Twenty years ago today, on July 5, 1993, U2 released Zooropa, their eighth studio album. Achtung Baby, which arrived about 18 months earlier, was the first U2 album I ever purchased, precipitating a back-catalog buying spree as I attempted to play catch up.
Though I’ve purchased every subsequent U2 album to date, Zooropa marks the zenith of my fandom, a set inextricably tied up in memories and associations. Arriving at a time and place when the familiar gave way to the foreign before circling back again, Zooropa was my soundtrack to a fantastic, strange summer during which everything and nothing changed.
Zooropa‘s 10 songs underscored time spent with friends old and new (a distance of 200 miles separating the two), a few evenings’ worth of personal reflection and reverie (one, lugging my boombox up to a rooftop deck and listening to my Zooropa CD under the stars), and an overlong stretch of clumsy, complicated affection. Because, as Bono sings in “Numb” — in ‘Fat Lady’ falsetto, naturally — “Too much is not enough.”

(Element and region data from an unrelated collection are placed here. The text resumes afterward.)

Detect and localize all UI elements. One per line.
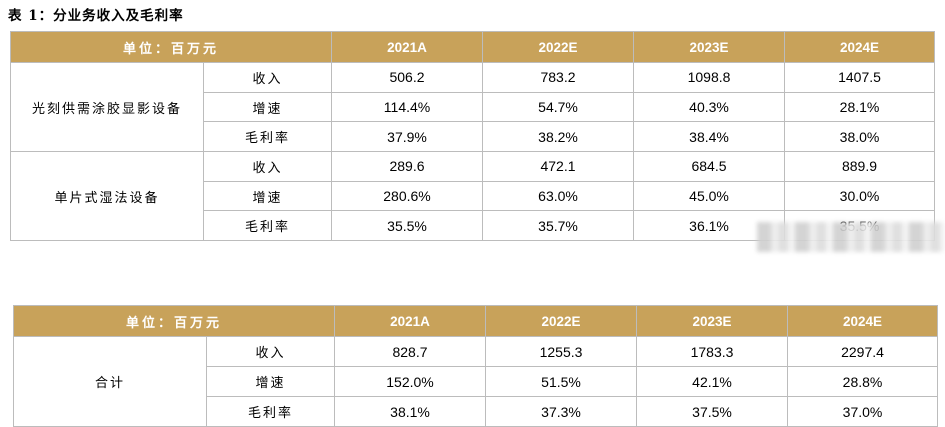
value-cell: 37.9% [331, 121, 484, 153]
metric-label: 收入 [202, 62, 333, 93]
metric-label: 收入 [205, 336, 336, 367]
value-cell: 63.0% [482, 180, 635, 212]
header-row: 单位：百万元 2021A 2022E 2023E 2024E [9, 31, 936, 63]
table-row: 毛利率 37.9% 38.2% 38.4% 38.0% [11, 121, 936, 153]
metric-label: 增速 [205, 366, 336, 397]
metric-label: 增速 [202, 91, 333, 123]
header-row: 单位：百万元 2021A 2022E 2023E 2024E [12, 305, 939, 337]
value-cell: 472.1 [482, 151, 635, 182]
metric-label: 毛利率 [202, 210, 333, 242]
value-cell: 783.2 [482, 62, 635, 93]
total-revenue-table: 单位：百万元 2021A 2022E 2023E 2024E 合计 收入 828… [12, 305, 939, 427]
value-cell: 38.4% [633, 121, 786, 153]
year-header: 2022E [482, 31, 635, 63]
table-title: 表 1：分业务收入及毛利率 [8, 8, 184, 24]
unit-header: 单位：百万元 [9, 31, 333, 63]
value-cell: 289.6 [331, 151, 484, 182]
metric-label: 增速 [202, 180, 333, 212]
value-cell: 152.0% [334, 366, 487, 397]
value-cell: 40.3% [633, 91, 786, 123]
value-cell: 506.2 [331, 62, 484, 93]
value-cell: 38.2% [482, 121, 635, 153]
value-cell: 28.8% [787, 366, 939, 397]
value-cell: 828.7 [334, 336, 487, 367]
table-row: 合计 收入 828.7 1255.3 1783.3 2297.4 [13, 336, 939, 427]
value-cell: 684.5 [633, 151, 786, 182]
value-cell: 51.5% [485, 366, 638, 397]
value-cell: 42.1% [636, 366, 789, 397]
value-cell: 35.5% [331, 210, 484, 242]
year-header: 2021A [334, 305, 487, 337]
value-cell: 45.0% [633, 180, 786, 212]
watermark-overlay [757, 222, 945, 252]
table-row: 光刻供需涂胶显影设备 收入 506.2 783.2 1098.8 1407.5 [10, 61, 936, 153]
value-cell: 37.3% [485, 396, 638, 427]
value-cell: 30.0% [784, 180, 936, 212]
value-cell: 1255.3 [485, 336, 638, 367]
segment-label: 光刻供需涂胶显影设备 [10, 61, 204, 153]
value-cell: 280.6% [331, 180, 484, 212]
segment-label: 单片式湿法设备 [10, 151, 204, 242]
year-header: 2024E [784, 31, 936, 63]
year-header: 2023E [633, 31, 786, 63]
value-cell: 37.0% [787, 396, 939, 427]
table-row: 增速 280.6% 63.0% 45.0% 30.0% [11, 180, 936, 212]
value-cell: 889.9 [784, 151, 936, 182]
year-header: 2024E [787, 305, 939, 337]
value-cell: 35.7% [482, 210, 635, 242]
year-header: 2023E [636, 305, 789, 337]
year-header: 2022E [485, 305, 638, 337]
year-header: 2021A [331, 31, 484, 63]
value-cell: 37.5% [636, 396, 789, 427]
unit-header: 单位：百万元 [12, 305, 336, 337]
table-row: 增速 114.4% 54.7% 40.3% 28.1% [11, 91, 936, 123]
value-cell: 28.1% [784, 91, 936, 123]
value-cell: 54.7% [482, 91, 635, 123]
segment-revenue-table: 单位：百万元 2021A 2022E 2023E 2024E 光刻供需涂胶显影设… [9, 31, 936, 242]
value-cell: 1407.5 [784, 62, 936, 93]
value-cell: 38.1% [334, 396, 487, 427]
table-row: 增速 152.0% 51.5% 42.1% 28.8% [14, 366, 939, 397]
value-cell: 114.4% [331, 91, 484, 123]
value-cell: 2297.4 [787, 336, 939, 367]
value-cell: 1783.3 [636, 336, 789, 367]
metric-label: 毛利率 [205, 396, 336, 427]
table-row: 单片式湿法设备 收入 289.6 472.1 684.5 889.9 [10, 151, 936, 242]
metric-label: 毛利率 [202, 121, 333, 153]
metric-label: 收入 [202, 151, 333, 182]
segment-label: 合计 [13, 336, 207, 427]
value-cell: 1098.8 [633, 62, 786, 93]
value-cell: 38.0% [784, 121, 936, 153]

Zooropa‘s melange of alt-rock, dance, and industrial elements — plus Johnny Cash — is a snapshot of where music had been and was going in 1993 (“These are the days when we look for something other”). But two decades on, this fascinating view through U2’s lens remains worth wandering through, even if you still haven’t settled upon an answer to the question posed at the album’s start, “What do you want?”
In retrospect, maybe that’s better by design.